Choice

 The wind is chilly. It brushes off of me in almost utter silence, but the vows of a filthy integrity it breaks ever so often speaks to me of a hellish paradise. It’s funny even, how the embrace of wind is a means of ingenuity, of a broken sanity that almost feels like getting better. As the leaves channel their inner turmoil with nothing but a woe of despair rebelling against the wind, the instantaneous satisfaction of fighting against it knowing that they are never going to win, do you wonder if winning was ever their purpose? The branches speak of desolation with every swift, with every roar across the road screeching in the darkest alleys, cars whose tires have travelled the sane reality of the world, the tremor across the bushes as it passes by, who gave anybody the right to experience something, or anything, or nothing? It’s a dumb perception, honestly. People walking in sweaters, the concrete below me steady and cold, and yet, in between the walls of a rusty room rests a sense of apathy that was chosen by someone. The disguise of insanity painted in black which deafens the noise of the world but could never get rid of the cold. There is this metallic chill across the room, which looks at faces in corners made up of paper towels and opened shoes, a figure of a masked being which doesn’t exist but wants you to feel it, and along all the emergency exit signs in subways and parks, the door never opens. After all, if you have a moment for making a choice, it was never an emergency in the first place. You wait and wait; the whiskey glass emptying, the cigarette burning to ashes and the sleeplessness eating you from the inside. But there is always a choice, isn’t there? Don’t look at the glass, breathe through the ashes, sleep with your eyes open. You are always making a choice, aren’t you? 

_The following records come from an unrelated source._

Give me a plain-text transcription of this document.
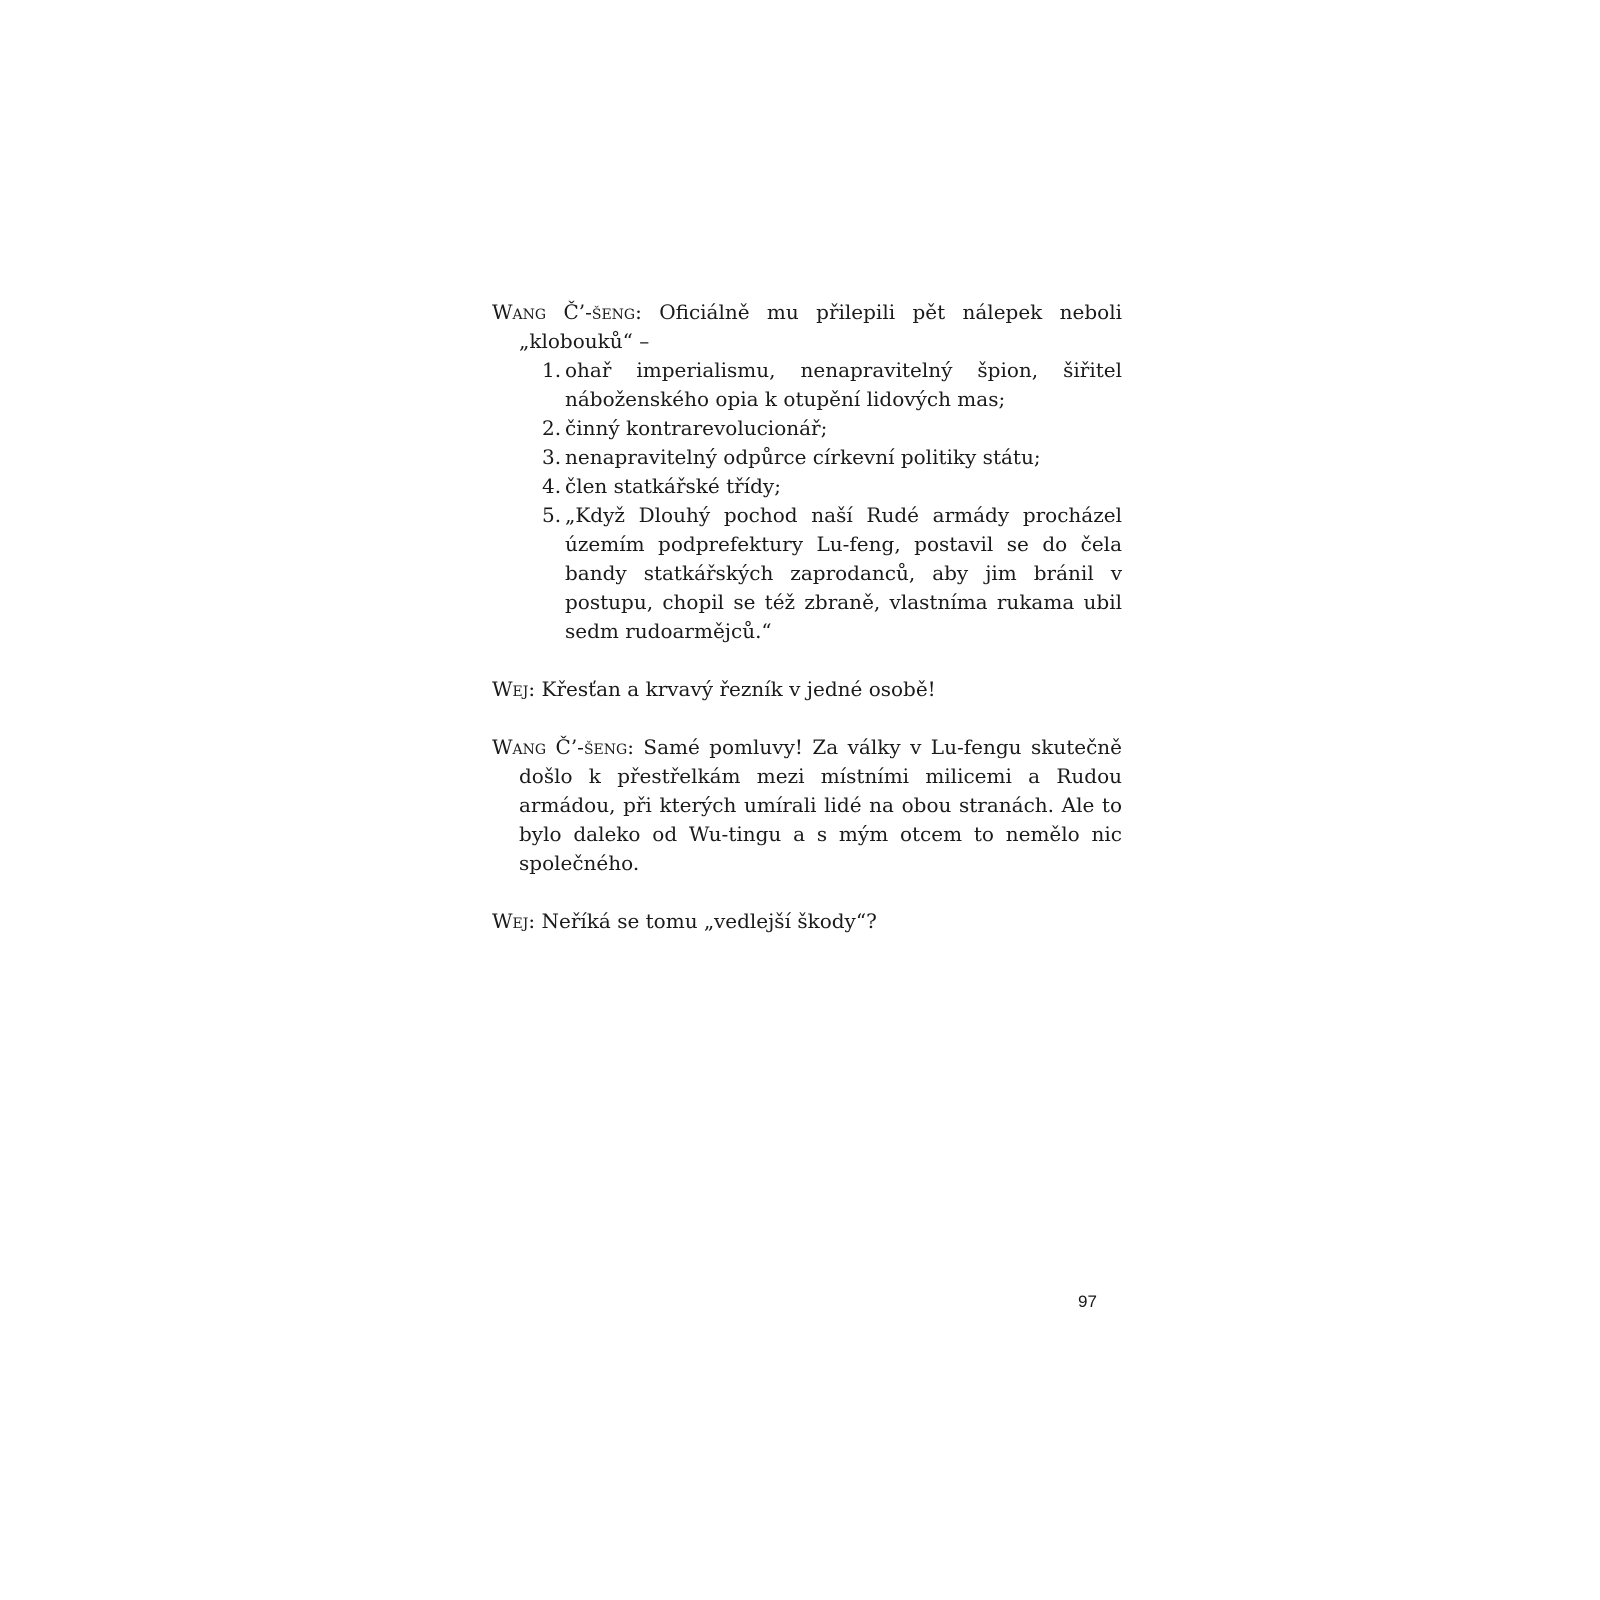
Wang Č’-šeng: Oficiálně mu přilepili pět nálepek neboli „klobouků“ –

1. ohař imperialismu, nenapravitelný špion, šiřitel náboženského opia k otupění lidových mas;
2. činný kontrarevolucionář;
3. nenapravitelný odpůrce církevní politiky státu;
4. člen statkářské třídy;
5. „Když Dlouhý pochod naší Rudé armády procházel územím podprefektury Lu-feng, postavil se do čela bandy statkářských zaprodanců, aby jim bránil v postupu, chopil se též zbraně, vlastníma rukama ubil sedm rudoarmějců.“

Wej: Křesťan a krvavý řezník v jedné osobě!

Wang Č’-šeng: Samé pomluvy! Za války v Lu-fengu skutečně došlo k přestřelkám mezi místními milicemi a Rudou armádou, při kterých umírali lidé na obou stranách. Ale to bylo daleko od Wu-tingu a s mým otcem to nemělo nic společného.

Wej: Neříká se tomu „vedlejší škody“?

97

You see, you don’t house misery or reside in it. You are the misery. But how long till this abstraction holds up? How long till the wind travels to get to you in your awful state and you fall down like an autumn leaf? Where would you go? Have you made the choice yet? Are you fighting against the misery or yourself? The trepidation that makes you shatter the glass door surrounding you, do you close the door to confine yourself or did you choose a glass door because you wanted to be violated? Everything you do seems paradoxical. Why can’t you ever know? I wonder if that was never your plan at all. You like the state of nothingness, the pendulum that you are, there is hypocrisy in your existence even. Critical, somewhat detrimental, but you know that wearing a white sweater can never make you cleaner, it’s quite the opposite. And yet you prefer wearing white. As a sign of rebellion, you say? I think of it as cowardice. This constant chain of assumptions and apprehensions you have about how you make a choice that keeps you awake every single day, you making the bed, you making the table, you making a cup of tea, all these mundane mornings of you trying to find a will to stay. That’s not enough to keep me or you here. You know it, yet you try. Like a stray dog running towards a happy treat, a child wailing for cotton candy, a man desperate in love, a theist wanting answers from the god, like a lunatic residing in lunacy. You disgust me, quite frankly. And it aches my conscience, because I never wanted to choose you to begin with.